Featured image above: Louie with her daughter Kathleen – November 1995
They were rehoused after being ‘bombed out’ of their previous home, 8 Old Quarry Road, Shirehampton, after the Bristol Blitz Good Friday air raid. This was the final heavy bombing raid of WW2. Their salvageable furniture and possessions were delivered by an open-sided flatbed Council lorry. They eventually received £39 war damage compensation.
The children had been evacuated to relatives in Cwm, Wales and Cambridge and returned to the new house in Sea Mills. The new house was close to that of the Yarnell family and the families became good friends, it was Jim Goffe with his faithful Box Brownie who took the photograph of the Weston Close VE Day party which features Jim and Rosie Yarnell. The photograph can be found alongside Brian Gearing’s memories of that event.
George James Goffe (known as Jim) was originally from Shaftesbury, Dorset. He was a medical orderly/stretcher bearer in the Hampshire Regiment in WW1 and moved to Bristol after the war, initially as a bus conductor. From 1920 Jim worked as a jointer for the Bristol Corporation Electricity Department (BCED) laying high and low voltage underground cables and equipment. He retired from SWEB in 1962.
Louie was born and brought up in Shirehampton the youngest of 14 children born to George and Louisa Sansum.
Louie and Jim married on 11th September 1923 at St.Mary’s , Shirehampton and the three children arrived between 1927 and 1932.
During WW1 Louie had supported the war effort by working at the munitions factory in Kingsweston Lane, Avonmouth . In June 1918 the factory began producing mustard gas. At the age of 15 she became a ‘Gas Girl’ helping with the manufacture of this highly dangerous chemical. There were over 1000 injuries, many long lasting and at least 3 deaths at Avonmouth and at the shell filling site at Chittening during the 6 month experimental and production period.

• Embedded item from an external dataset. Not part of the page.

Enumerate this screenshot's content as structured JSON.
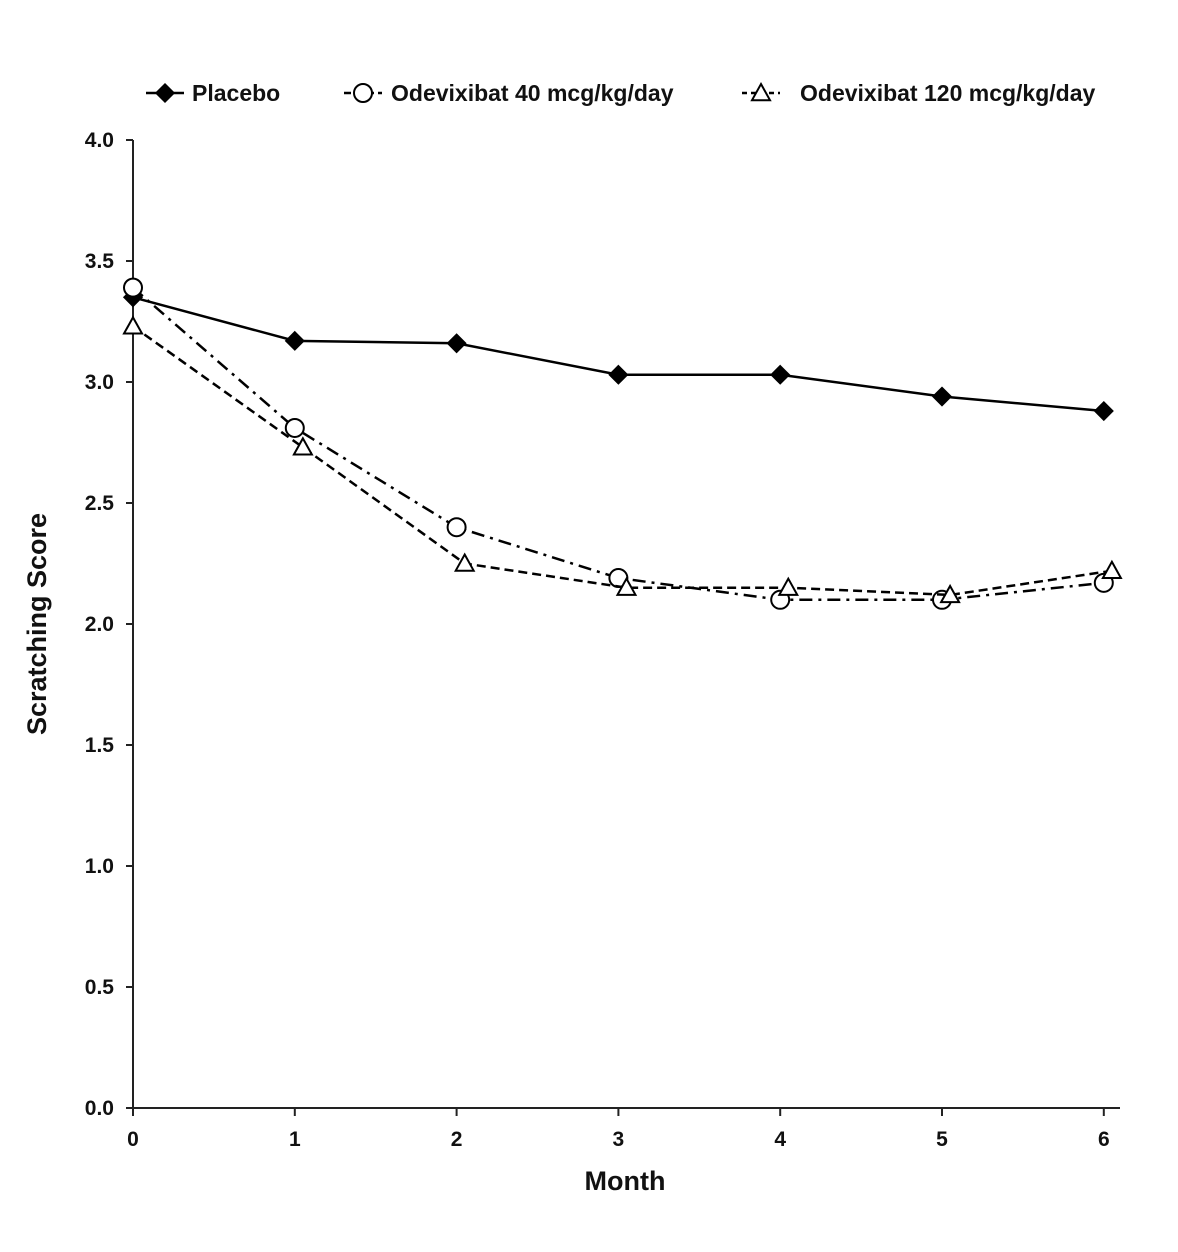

After the unveiling of the local War Memorial in Shirehampton Park in September 1921, Louie went on to voluntarily maintain the surrounding memorial garden for over 70 years, in memory of all the Shirehampton men killed in action in WW1 and latterly WW2.
Living in Old Quarry Road before the Second World War maintaining the memorial was not too difficult but after being rehoused in Coombe Dale walking up Shirehampton Road pulling a trolley with mowing machine and other garden tools proved more of a problem. She was determined to carry on the good work in memory of all the local boys lost in the conflict and in particular her two brothers – Gunner Nelson Sansum, Royal Field Artillery who was gassed and died in Boulogne Hospital in September 1918 and Private Roy Sansum, 2nd/6th Battalion Gloucestershire Regiment lost at Cambrai in July 1917 and with no known grave.
To acknowledge her dedication to the Village of Shirehampton and especially to the care of the War Memorial, Louie Goffe was awarded the MBE in the New Years Honours List 1995 and this was presented to her by the Lord Lieutenant of Avon, Sir John Wills, at the Mansion House, Bristol in April 1995.
Her brothers names are on the memorial with 56 of their school friends. Louie told the Evening Post at the time “I’ve looked after that memorial because I loved all those boys. It (Shirehampton) was only a small village and everyone knew everyone else. I still feel very sad for them. It was terrible what happened to them. In my street alone 13 boys were killed”
After the children married and left home Louie and Jim stayed at Coombe Dale for a further 6 years, before moving to a prefab at 109 Southwood Drive, Coombe Dingle in the late 1950’s.
Jim died in 1966 and Louie in 1997 aged 94.